The correction was partly triggered after International Monetary Fund head Christine Lagarde’s commented that stock market valuations had been “extremely high”. This spurred a meltdown in the US markets overnight, spilling over to Asia on Thursday.
Consequently, investors’ sentiments at both the key domestic indices were also impacted. In a volatile trading session on Thursday, the barometer index, Sensex, had crashed over 1,000 points at one point.
In addition to global equities slump, expectations that the US Federal Reserve will continue to hike rates, leading to a greater exodus of foreign funds from domestic indices, also hurt demand for the Indian currency and equities.
On Thursday, the Indian rupee touched a fresh low of 74.48 before closing at 74.12, recovering eight paise from its previous close of 74.20 per US dollar.
Heavy selling pressure was witnessed in banking, automobile, IT and capital goods stocks. All 19 sector-based indices on the BSE, except the metals index, traded in the red.
Index-wise, the NSE Nifty50 closed at 10,234.65, down 225.45 points or 2.16 per cent.
The benchmark S&P BSE Sensex, which had opened at 34,063.82 points, settled at 34,001.15 points, down 759.74 points or 2.19 per cent.
The Sensex touched an intra-day high of 34,325.18 and a low of 33,723.53.
“Market fell to a six month low after the US market dragged down yesterday due to concerns over US Fed rate hike trajectory and trade tensions,” Vinod Nair, Head of Research, Geojit Financial Services, told IANS.

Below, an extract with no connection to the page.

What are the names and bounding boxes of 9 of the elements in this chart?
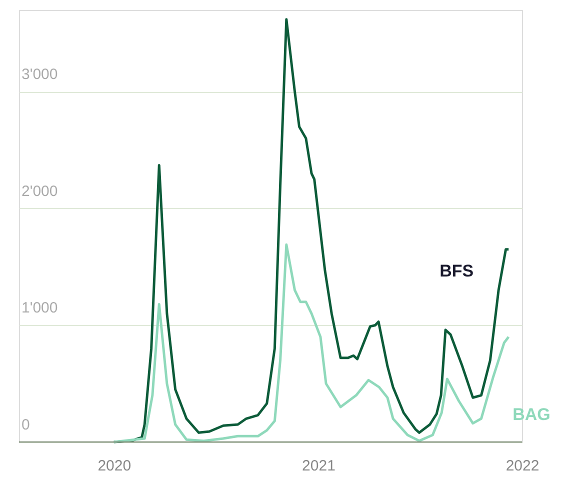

“However, INR gained due to falling oil prices and slide in domestic bond yield. Oil prices declined in expectation of increased production and if this trend continues, the rupee may find some stability.”
HDFC Securities Head of Retail Research Deepak Jasani said: “Technically, while the
Nifty remains in a downtrend, we remain open to pullback rallies that could push the Nifty higher in the near term. Immediate supports are now at 10,139 points while further upside rallies could find resistance at 10,336-10,482 points.”
In terms of fund flows, provisional data with the exchanges showed that foreign institutional investors sold stocks worth Rs 2,869.41 crore, whereas the domestic institutional investors bought Rs 1,888.18-crore stocks.
The forign fund-out flow has reached at around Rs 17,000 crore this month alone.
In the last eight sessions beginning October 1, FIIs have sold shares worth about Rs 17,000 crore.
“The FII take cues from the macros of a country. India’s current macro-economic senario does not inspire confidence due to the decline in the rupee,” said Astha Jain, Senior Analyst, Hem Securities.
The Sensex had only three gainers: ONGC, up 2.86 per cent at Rs 152.90; Yes Bank, up 2.54 per cent at Rs 240; Hindustan Unilever, up 0.75 per cent at Rs 1,538.50 from its previous close.
Major losers included State Bank of India, down 5.74 per cent at Rs 262.15 (SBI);Tata Steel, down 4.60 per cent at Rs 556.25; Vedanta, down 4.45 per cent at Rs 208.25; Mahindra and Mahindra, down 4.44 per cent at Rs 730.20; Infosys, down 3.61 per cent at Rs 675 per share.